Well, my system for picking basketball teams has failed me, and I'm pretty much out of the playoffs. Looks like very few cute mascots will make it to the final four this year. Guess I'll have to be satisfied with having Harvey on top of me...
Life is what happens when you had planned something else. I hurt my back the other day (I coughed and strained a muscle; my uncle-by-marriage once said that his family was known for strong backs and weak minds, and our family was known for strong minds and weak backs...my dad, siblings and I have thrown out our backs sneezing, coughing, sitting too long, standing too long, reaching too far, and of course lifting too much weight incorrectly), and because I had to go into work early yesterday to let painters into the theater, by 7 I could barely get up the stairs to thread. Ass. Man. agreed to come in to relieve me, thank goodness, so it was only 8pm instead of midnight when my car died a quarter of the way home.
Unlike my 17 year old employees, I do not have a cell phone. So I had to hobble half a mile to find a phone to call a tow truck. Then hobble half a mile back because I hadn't left the keys with the car (otherwise I could have paid by credit card over the phone and called my brother or niece to pick me up from the church that was fortuitously having a potluck supper). The tow truck driver was very nice and dropped me off at my front door before taking my car to my mechanic's, where by a strange coincidence I had a 9 am appointment to have my brakes worked on. My mechanic suspects it's the alternator. Considering that it's original (read "old enough to get a driver's liscense in most states") he's probably right.

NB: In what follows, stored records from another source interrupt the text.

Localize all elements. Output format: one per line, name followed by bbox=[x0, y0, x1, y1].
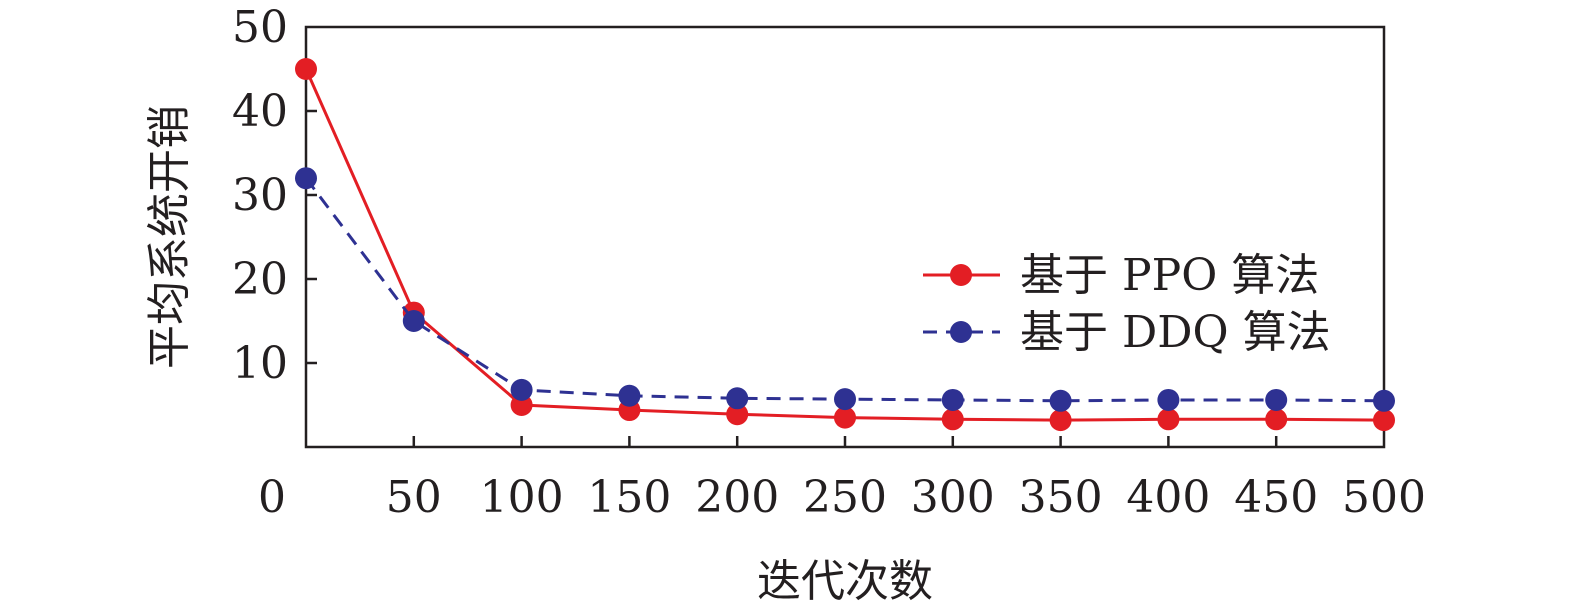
legend-label: 基于 PPO 算法 bbox=[1020, 250, 1319, 301]
x-tick-label: 450 bbox=[1234, 472, 1318, 523]
data-point bbox=[1265, 408, 1288, 431]
x-tick-label: 150 bbox=[587, 472, 671, 523]
x-tick-label: 100 bbox=[480, 472, 564, 523]
series-layer bbox=[295, 58, 1395, 432]
x-tick-label: 400 bbox=[1126, 472, 1210, 523]
x-axis-ticks: 0 50 100 150 200 250 300 350 400 450 500 bbox=[258, 436, 1426, 523]
data-point bbox=[1373, 409, 1395, 432]
x-tick-label: 500 bbox=[1342, 472, 1426, 523]
data-point bbox=[1373, 389, 1395, 412]
data-point bbox=[618, 384, 641, 407]
y-tick-label: 50 bbox=[232, 2, 288, 53]
data-point bbox=[510, 394, 533, 416]
data-point bbox=[1157, 388, 1180, 411]
y-axis-ticks: 10 20 30 40 50 bbox=[232, 2, 317, 389]
x-tick-label: 50 bbox=[386, 472, 442, 523]
data-point bbox=[726, 387, 749, 410]
x-tick-label: 0 bbox=[258, 472, 286, 523]
data-point bbox=[726, 403, 749, 426]
series-line bbox=[304, 68, 1385, 422]
x-axis-title: 迭代次数 bbox=[757, 556, 933, 607]
data-point bbox=[941, 388, 964, 411]
x-tick-label: 200 bbox=[695, 472, 779, 523]
legend-marker bbox=[950, 321, 972, 343]
x-tick-label: 250 bbox=[803, 472, 887, 523]
y-tick-label: 40 bbox=[232, 86, 288, 137]
data-point bbox=[1157, 408, 1180, 431]
x-tick-label: 300 bbox=[911, 472, 995, 523]
data-point bbox=[510, 378, 533, 401]
x-tick-label: 350 bbox=[1019, 472, 1103, 523]
data-point bbox=[1049, 409, 1072, 432]
data-point bbox=[402, 310, 425, 332]
data-point bbox=[941, 408, 964, 431]
data-point bbox=[1265, 388, 1288, 411]
y-tick-label: 10 bbox=[232, 338, 288, 389]
legend-label: 基于 DDQ 算法 bbox=[1020, 307, 1331, 358]
data-point bbox=[295, 58, 317, 80]
y-axis-title: 平均系统开销 bbox=[144, 105, 195, 369]
plot-frame bbox=[304, 25, 1386, 449]
y-tick-label: 20 bbox=[232, 254, 288, 305]
legend-marker bbox=[950, 264, 972, 286]
data-point bbox=[1049, 389, 1072, 412]
y-tick-label: 30 bbox=[232, 170, 288, 221]
data-point bbox=[834, 406, 856, 429]
data-point bbox=[834, 388, 856, 411]
data-point bbox=[295, 167, 317, 190]
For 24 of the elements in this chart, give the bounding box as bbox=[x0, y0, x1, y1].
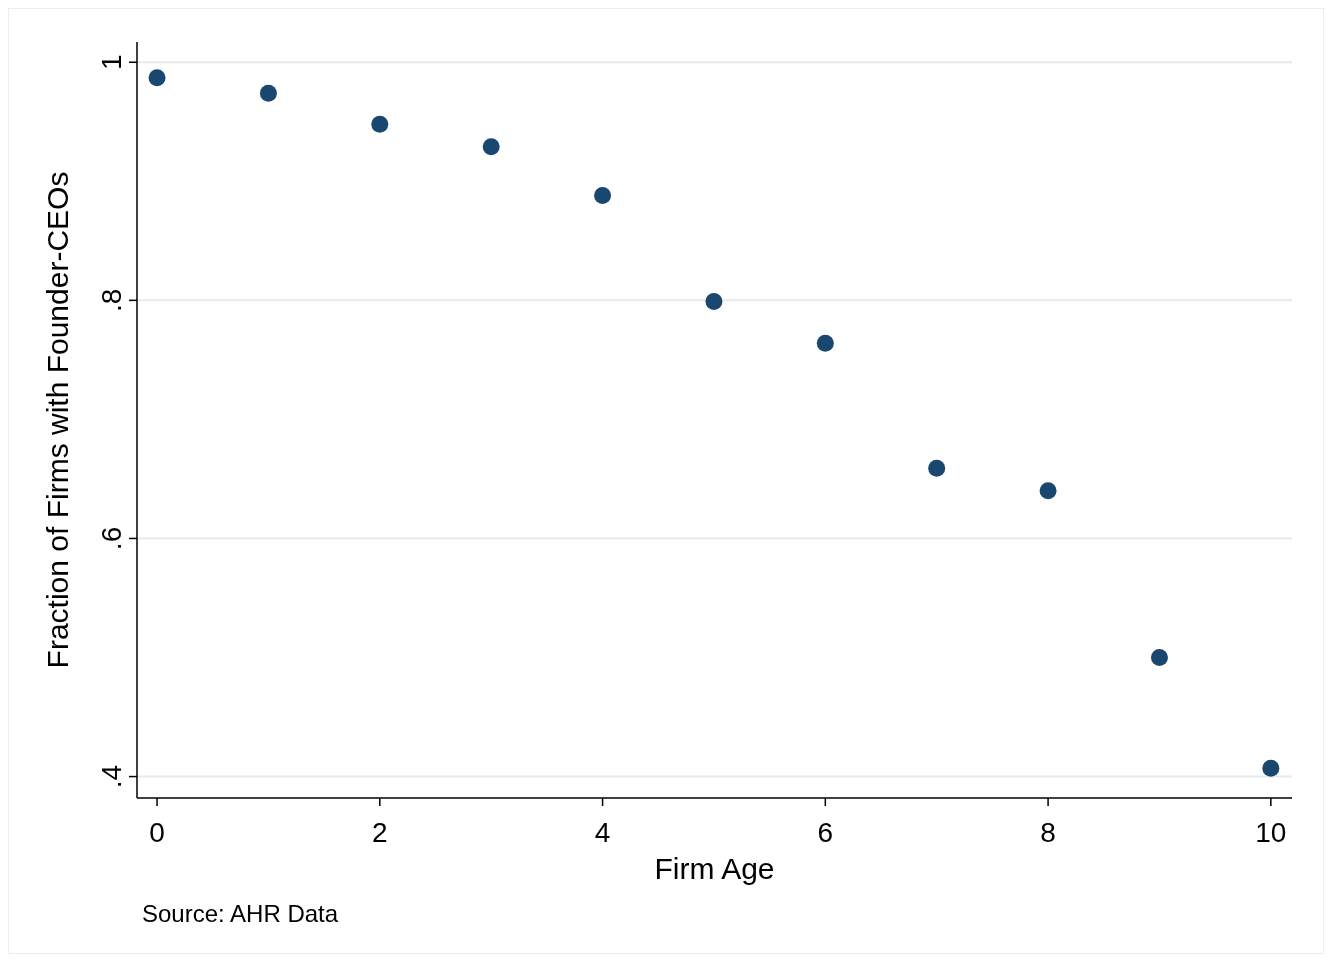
source-note: Source: AHR Data bbox=[142, 900, 339, 927]
x-tick-label: 8 bbox=[1040, 817, 1056, 848]
point bbox=[1039, 482, 1057, 500]
point bbox=[816, 334, 834, 352]
x-axis-title: Firm Age bbox=[654, 852, 775, 885]
x-tick-label: 10 bbox=[1255, 817, 1287, 848]
y-tick-label: .4 bbox=[96, 764, 127, 789]
point bbox=[928, 459, 946, 477]
point bbox=[482, 138, 500, 156]
x-tick-label: 6 bbox=[817, 817, 834, 848]
point bbox=[148, 69, 166, 87]
point bbox=[594, 187, 612, 205]
point bbox=[705, 293, 723, 311]
point bbox=[371, 115, 389, 133]
point bbox=[259, 84, 277, 102]
y-tick-label: .6 bbox=[96, 526, 127, 551]
x-tick-label: 0 bbox=[149, 817, 165, 848]
y-axis-title: Fraction of Firms with Founder-CEOs bbox=[41, 171, 74, 669]
x-tick-label: 4 bbox=[594, 817, 611, 848]
point bbox=[1262, 759, 1280, 777]
y-tick-label: .8 bbox=[96, 288, 127, 313]
x-tick-label: 2 bbox=[372, 817, 388, 848]
point bbox=[1150, 649, 1168, 667]
y-tick-label: 1 bbox=[96, 54, 127, 71]
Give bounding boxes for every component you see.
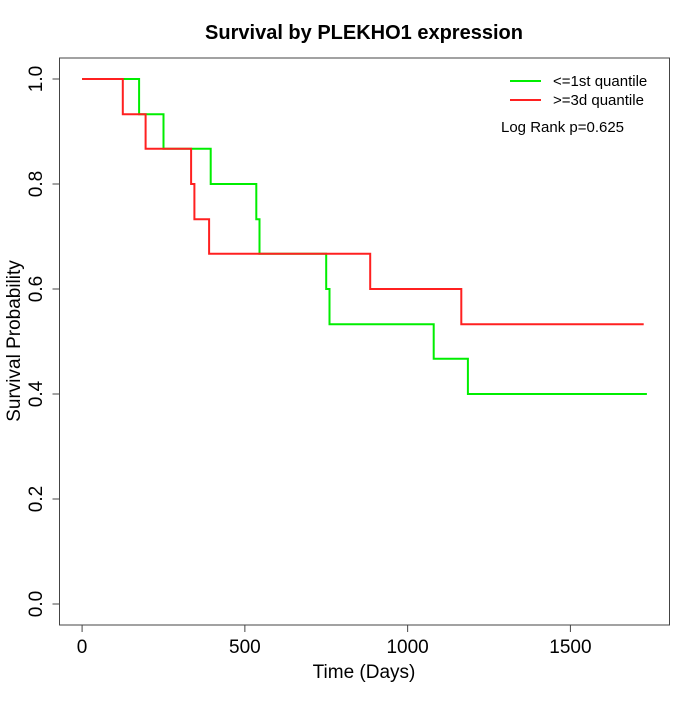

Luckily I got a decent tax refund, so I should be able to afford repairs as long as they don't exceed twice the Blue Book value...
I slept late. I had to pour out my first pot of coffee because it tasted like bleach (aside: am I the only one whose mother cannot be left unattended because she will clean things to within an inch of their lives?). I woke up with a sore throat and a cough, which I fear means I am getting sick again. Today is my Friday, so if I am getting sick, there goes another weekend! I still have this week's homework hanging over my head, and my car is due for an oil change.
Because, you see, my 3-Ware RAID card wouldn't fit in my Lian Li case, and Linux doesn't recognise the extra IDE channels on my Gigabyte 7N400Pro2 so I had to use a PCI IDE card, which only allows me a total of 8 drives (4 from the motherboard, 4 from the card), so I couldn't put my 9 120GB drives in and had to use the 200GB SATA drive which I'd planned to put in my Windows box in the Linux box instead, and put my old 80GB IDE drive and the two left-over 120GB drives in the Windows box, which only leaves me with one IDE channel left instead of all four the way I had originally planned, and if I install the PCI IDE controller I bought to fix that the machine no longer boots at all.
Did I mention that the Bonfire is crackling merrily?